FRANCISTOWN, Botswana, Aug. 8 (Xinhua) -- The Botswana government was urged on Wednesday to emulate China in terms of education.
Delivering a speech during the official opening of the Botswana Sectors of Educators Trade Union (BOSETU) conference in Francistown, Botswana's second largest city located in northeastern part of the country, BOSETU president Shandukani Hlabano said countries with leading economies are those that invest in education.
"Countries with leading economies are those that invest in education. Economists project that in 2050, the economy of China would be 20 percent larger than that of the United States of America," he said.
He said China's growth in economy is attributed to the huge investment that China is making in education.
"Enrolment in schools and colleges is on the rise due to significant state investment in education," said Hlabano.
"In fact there will be a paradigm shift in the superpower dynamics with China being the leading economy of the world in 2050 which is only about 38 years from now," he added.

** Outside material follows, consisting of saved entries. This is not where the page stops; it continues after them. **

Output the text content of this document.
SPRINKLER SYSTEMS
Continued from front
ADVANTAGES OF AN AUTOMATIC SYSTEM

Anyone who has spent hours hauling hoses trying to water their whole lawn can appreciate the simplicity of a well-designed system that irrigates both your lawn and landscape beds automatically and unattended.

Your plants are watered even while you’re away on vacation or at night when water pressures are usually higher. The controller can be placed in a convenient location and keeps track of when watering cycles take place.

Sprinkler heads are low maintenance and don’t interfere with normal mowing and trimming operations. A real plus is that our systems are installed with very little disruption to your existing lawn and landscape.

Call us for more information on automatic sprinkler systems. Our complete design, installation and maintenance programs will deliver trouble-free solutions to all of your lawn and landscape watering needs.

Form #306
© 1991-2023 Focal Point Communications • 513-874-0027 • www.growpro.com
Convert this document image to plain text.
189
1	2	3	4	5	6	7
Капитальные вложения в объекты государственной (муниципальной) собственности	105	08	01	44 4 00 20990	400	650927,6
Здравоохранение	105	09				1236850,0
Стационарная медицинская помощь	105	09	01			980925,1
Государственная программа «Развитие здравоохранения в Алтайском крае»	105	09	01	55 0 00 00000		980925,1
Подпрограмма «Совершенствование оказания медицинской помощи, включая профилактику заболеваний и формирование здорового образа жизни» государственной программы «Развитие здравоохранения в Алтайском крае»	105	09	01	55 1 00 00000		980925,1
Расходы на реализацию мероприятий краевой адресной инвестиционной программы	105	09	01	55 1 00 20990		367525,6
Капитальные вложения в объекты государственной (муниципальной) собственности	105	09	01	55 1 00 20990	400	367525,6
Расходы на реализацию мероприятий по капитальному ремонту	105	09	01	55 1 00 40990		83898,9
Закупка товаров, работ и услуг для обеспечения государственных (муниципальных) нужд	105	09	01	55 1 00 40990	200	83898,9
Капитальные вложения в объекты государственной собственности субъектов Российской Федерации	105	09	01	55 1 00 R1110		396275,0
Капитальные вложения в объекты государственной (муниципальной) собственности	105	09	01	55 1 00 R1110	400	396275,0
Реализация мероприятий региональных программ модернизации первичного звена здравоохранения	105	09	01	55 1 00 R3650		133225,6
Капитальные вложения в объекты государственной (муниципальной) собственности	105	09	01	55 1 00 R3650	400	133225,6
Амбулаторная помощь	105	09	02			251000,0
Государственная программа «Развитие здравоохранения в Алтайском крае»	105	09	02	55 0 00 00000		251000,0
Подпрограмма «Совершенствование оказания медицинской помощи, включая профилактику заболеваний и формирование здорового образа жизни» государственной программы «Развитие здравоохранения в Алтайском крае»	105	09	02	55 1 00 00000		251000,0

Hlabano said education is the single most powerful tool that determines the course of action of any action. However, performance of Botswana's learners in the final examination is declining at the alarming rate.
According to him, the decline in terminal examination results is proportional to the decline in the morale of teachers due to no pay rise for the past four years. The 2011 Botswana General Certificate in Secondary Education (BGCSE) results showed a decline in the pass rate.
According to the Botswana Examinations Council (BEC), all syllabi show a decline in performance except English Language, Science Single Award, Music, Development Studies and Social Studies.
The number of grades that were C or better account for 30.90 percent of the grades issued to all candidates for all syllabi in 2011, compared to 32.76 percent in the 2010 examinations, resulting in a drop of 1.86 percentage point.
The grades that were A, or better accounted for 3.1 percent of the grades issued to all candidates for all syllabi in 2011, compared to 3.34 percent in 2010, resulting in a drop of 0.24 percentage point.
According to official statistics, by 2009, there are 803 primary schools in the country, of them 7.6 percent are privately owned schools. Net Enrolment Ratios at the age between 6-12 in primary schools stood at 85.8 percent in 2009, compared to 90 percent in 2003.